We had some unwanted myclobutnail contamination recently and it was a real pain in the ass to clean up; I spent 2 weeks decontaminating my membrane system and boiling my solvent. Now we screen material that comes in.
We’ve started to piece material from many cultivators and this poses an issue of not knowing who is the source is problematic since it can cost $200 per pesticide test.
To prevent ballooning testing costs, a field pesticide test for myclobutanil seems like something that could be helpful. Has anyone had any success with this or even attempted it? The goal is to be able to detect (not quanitify) down to ~0.5-1 ppm of myclo. This seems possible but I’m curious about visualizing it.
The “fungal spore assay” seems like it should do the trick…

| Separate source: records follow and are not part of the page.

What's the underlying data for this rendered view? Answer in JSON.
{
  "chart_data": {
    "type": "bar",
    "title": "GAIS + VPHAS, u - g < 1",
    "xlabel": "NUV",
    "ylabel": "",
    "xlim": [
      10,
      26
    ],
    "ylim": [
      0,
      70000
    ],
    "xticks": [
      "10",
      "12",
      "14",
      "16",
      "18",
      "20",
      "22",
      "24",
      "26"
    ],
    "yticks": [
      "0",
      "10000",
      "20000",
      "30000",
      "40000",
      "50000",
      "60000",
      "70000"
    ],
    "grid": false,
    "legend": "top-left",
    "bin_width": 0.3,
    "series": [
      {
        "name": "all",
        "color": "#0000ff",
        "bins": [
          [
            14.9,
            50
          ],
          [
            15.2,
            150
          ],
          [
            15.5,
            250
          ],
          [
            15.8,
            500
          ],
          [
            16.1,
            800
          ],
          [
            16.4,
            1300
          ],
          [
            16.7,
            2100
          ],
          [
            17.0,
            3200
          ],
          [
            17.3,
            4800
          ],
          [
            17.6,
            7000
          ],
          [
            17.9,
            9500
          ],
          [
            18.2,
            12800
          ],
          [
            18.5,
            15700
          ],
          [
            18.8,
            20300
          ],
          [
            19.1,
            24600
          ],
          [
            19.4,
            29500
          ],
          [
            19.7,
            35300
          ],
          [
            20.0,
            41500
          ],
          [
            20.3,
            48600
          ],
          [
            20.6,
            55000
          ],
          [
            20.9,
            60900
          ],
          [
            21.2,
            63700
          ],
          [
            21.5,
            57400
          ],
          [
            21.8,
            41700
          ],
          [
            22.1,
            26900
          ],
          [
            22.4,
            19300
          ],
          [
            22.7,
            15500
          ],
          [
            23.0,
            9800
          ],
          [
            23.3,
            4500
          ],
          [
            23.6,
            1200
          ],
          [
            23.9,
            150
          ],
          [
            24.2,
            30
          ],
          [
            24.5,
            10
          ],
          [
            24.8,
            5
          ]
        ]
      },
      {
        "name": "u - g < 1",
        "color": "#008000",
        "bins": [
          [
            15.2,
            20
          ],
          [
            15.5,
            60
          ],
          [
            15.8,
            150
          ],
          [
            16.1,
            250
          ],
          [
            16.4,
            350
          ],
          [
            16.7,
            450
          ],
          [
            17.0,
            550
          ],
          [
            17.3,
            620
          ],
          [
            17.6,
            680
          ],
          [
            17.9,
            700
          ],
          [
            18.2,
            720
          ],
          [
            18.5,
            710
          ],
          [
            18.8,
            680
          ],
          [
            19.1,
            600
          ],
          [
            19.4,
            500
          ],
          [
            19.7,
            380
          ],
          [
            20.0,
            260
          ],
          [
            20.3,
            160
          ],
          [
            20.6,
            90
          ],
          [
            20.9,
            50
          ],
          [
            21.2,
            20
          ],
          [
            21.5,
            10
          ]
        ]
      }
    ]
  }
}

4.4. Detection of pesticides
The detectability of pesticides was tested with the following systems:
UV lamp at 254 nm HF (254) ― Silica gel 60 HF254
o-Tolidine and potassium iodide (o- TKI) ― Silica gel 60
p-nitrobenzene-fluoroborate (NBFB) ― Silica gel 60
p-dimethylamino benzaldehyde (p-DB) ― Aluminium oxide G
Silver nitrate & UV exposition (AgUV) ― Aluminium oxide G
Photosynthesis inhibition (Hill) ― Silica gel 60
Fungi-spore inhibition (Aspergillus niger) (FAN) ― Silica gel 60
Fungi-spore inhibition (Penicillium cyclopium) (FPC) ― Silica gel 60
Enzyme inhibition with cow liver extract and β-naphthyl acetate substrate (EβNA) ― Silica gel 60
Enzyme inhibition with pig or horse blood serum and acetylthiocholine iodide substrate (EAcI) ― Silica gel 60
The fungi spore inhibition [FAN] and [FPC] methods provided the best specificity. They sensitively detect only fungicides at the usual concentration level of pesticide residues (0.01– 5 mg/kg). Therefore they are very suitable TLC detection methods for residue analysis.

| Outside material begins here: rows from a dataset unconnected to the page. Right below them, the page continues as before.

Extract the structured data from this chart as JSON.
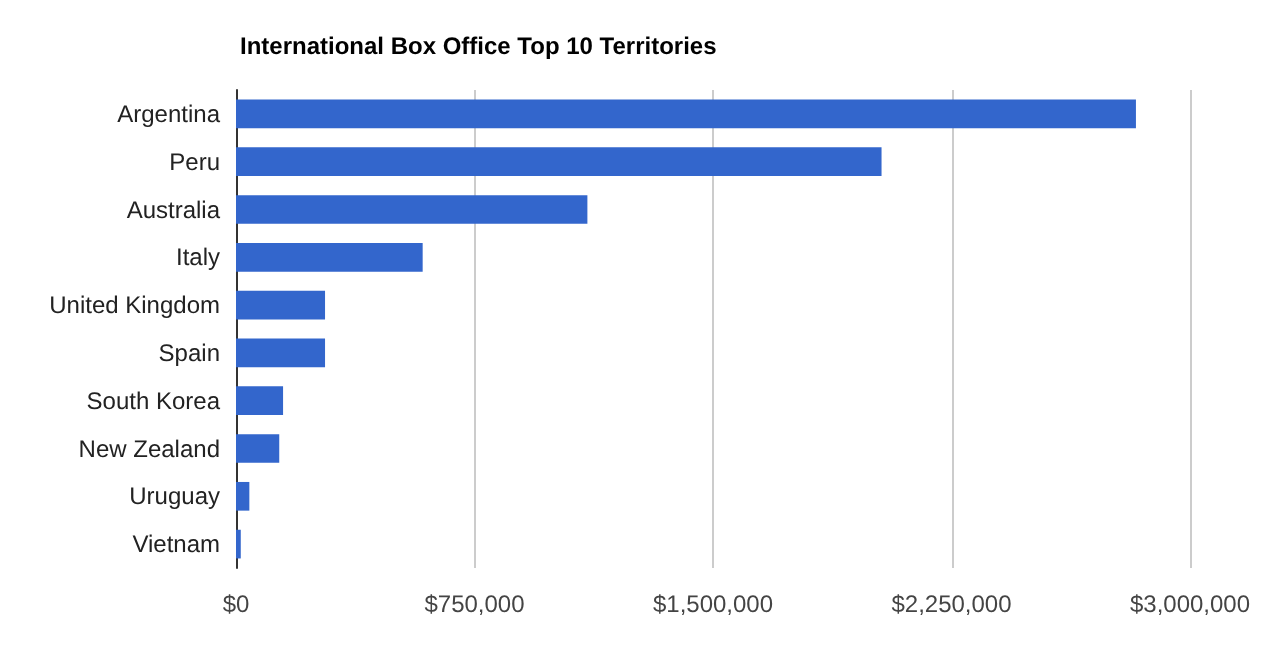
{
  "chart_data": {
    "type": "bar",
    "orientation": "horizontal",
    "title": "International Box Office Top 10 Territories",
    "categories": [
      "Argentina",
      "Peru",
      "Australia",
      "Italy",
      "United Kingdom",
      "Spain",
      "South Korea",
      "New Zealand",
      "Uruguay",
      "Vietnam"
    ],
    "values": [
      2830000,
      2030000,
      1105000,
      587000,
      280000,
      280000,
      148000,
      136000,
      42000,
      15000
    ],
    "color": "#3366cc",
    "xlim": [
      0,
      3000000
    ],
    "xticks": [
      {
        "value": 0,
        "label": "$0"
      },
      {
        "value": 750000,
        "label": "$750,000"
      },
      {
        "value": 1500000,
        "label": "$1,500,000"
      },
      {
        "value": 2250000,
        "label": "$2,250,000"
      },
      {
        "value": 3000000,
        "label": "$3,000,000"
      }
    ],
    "grid": "x"
  }
}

Should be noted that test is a FUNCTIONAL test (is there anything in the solution that prevents growth of fungus) – one would also require a already defined TLC that you know the elution of myclobutanil on in order to give it specificity. An intentional spike at high concentrations is going to be the quickest way to develop that part.

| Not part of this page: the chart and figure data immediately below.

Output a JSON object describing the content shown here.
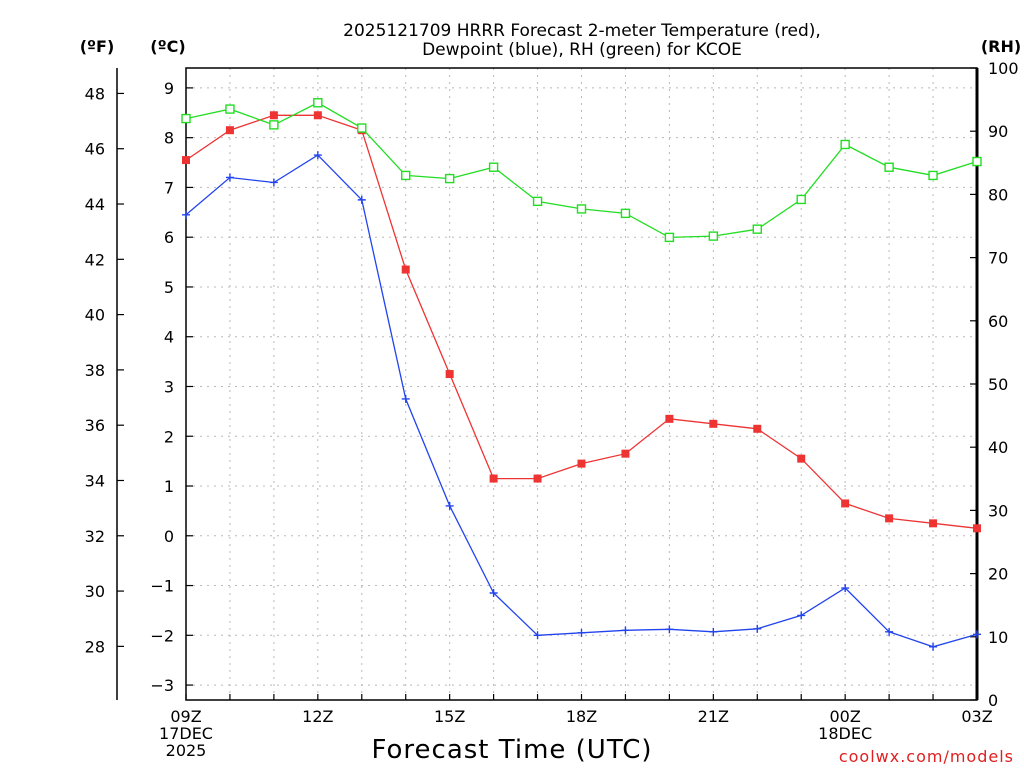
{
  "chart_data": {
    "type": "line",
    "title_lines": [
      "2025121709 HRRR Forecast 2-meter Temperature (red),",
      "Dewpoint (blue), RH (green) for KCOE"
    ],
    "xlabel": "Forecast Time (UTC)",
    "credit": "coolwx.com/models",
    "units": {
      "fahrenheit": "(ºF)",
      "celsius": "(ºC)",
      "rh": "(RH)"
    },
    "x_hours": [
      0,
      1,
      2,
      3,
      4,
      5,
      6,
      7,
      8,
      9,
      10,
      11,
      12,
      13,
      14,
      15,
      16,
      17,
      18
    ],
    "x_ticks": [
      {
        "hour": 0,
        "lines": [
          "09Z",
          "17DEC",
          "2025"
        ]
      },
      {
        "hour": 3,
        "lines": [
          "12Z"
        ]
      },
      {
        "hour": 6,
        "lines": [
          "15Z"
        ]
      },
      {
        "hour": 9,
        "lines": [
          "18Z"
        ]
      },
      {
        "hour": 12,
        "lines": [
          "21Z"
        ]
      },
      {
        "hour": 15,
        "lines": [
          "00Z",
          "18DEC"
        ]
      },
      {
        "hour": 18,
        "lines": [
          "03Z"
        ]
      }
    ],
    "celsius_axis": {
      "range": [
        -3.3,
        9.4
      ],
      "ticks": [
        -3,
        -2,
        -1,
        0,
        1,
        2,
        3,
        4,
        5,
        6,
        7,
        8,
        9
      ]
    },
    "fahrenheit_axis": {
      "range": [
        26.06,
        48.92
      ],
      "ticks": [
        28,
        30,
        32,
        34,
        36,
        38,
        40,
        42,
        44,
        46,
        48
      ]
    },
    "rh_axis": {
      "range": [
        0,
        100
      ],
      "ticks": [
        0,
        10,
        20,
        30,
        40,
        50,
        60,
        70,
        80,
        90,
        100
      ]
    },
    "series": [
      {
        "name": "Temperature",
        "axis": "celsius",
        "color": "#ee3333",
        "marker": "filled-square",
        "values": [
          7.55,
          8.15,
          8.45,
          8.45,
          8.15,
          5.35,
          3.25,
          1.15,
          1.15,
          1.45,
          1.65,
          2.35,
          2.25,
          2.15,
          1.55,
          0.65,
          0.35,
          0.25,
          0.15
        ]
      },
      {
        "name": "Dewpoint",
        "axis": "celsius",
        "color": "#2244ee",
        "marker": "plus",
        "values": [
          6.45,
          7.2,
          7.1,
          7.65,
          6.75,
          2.75,
          0.6,
          -1.15,
          -2.0,
          -1.95,
          -1.9,
          -1.88,
          -1.93,
          -1.87,
          -1.6,
          -1.05,
          -1.93,
          -2.23,
          -1.98
        ]
      },
      {
        "name": "RH",
        "axis": "rh",
        "color": "#22dd22",
        "marker": "open-square",
        "values": [
          92.0,
          93.5,
          91.0,
          94.5,
          90.5,
          83.0,
          82.5,
          84.3,
          78.9,
          77.7,
          77.0,
          73.2,
          73.4,
          74.5,
          79.2,
          87.9,
          84.3,
          83.0,
          85.2
        ]
      }
    ]
  }
}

My main concern is myclo since I’m in a semi-humid area.
Maybe giving a triazole test kit a try could work, there’s some with a uv lamp kit made for benzotriazole, which fluoresces yellow. Benzotriazole also seems to make a coordination polymer with copper; perhaps a new and interesting way to remediate myclo.
Should. As a professed non-chemist I stopped worrying about detection once I saw the list they had covered…figured at least one would work for almost any analyte.
Especially after the biology based test I could actually wrap my head around.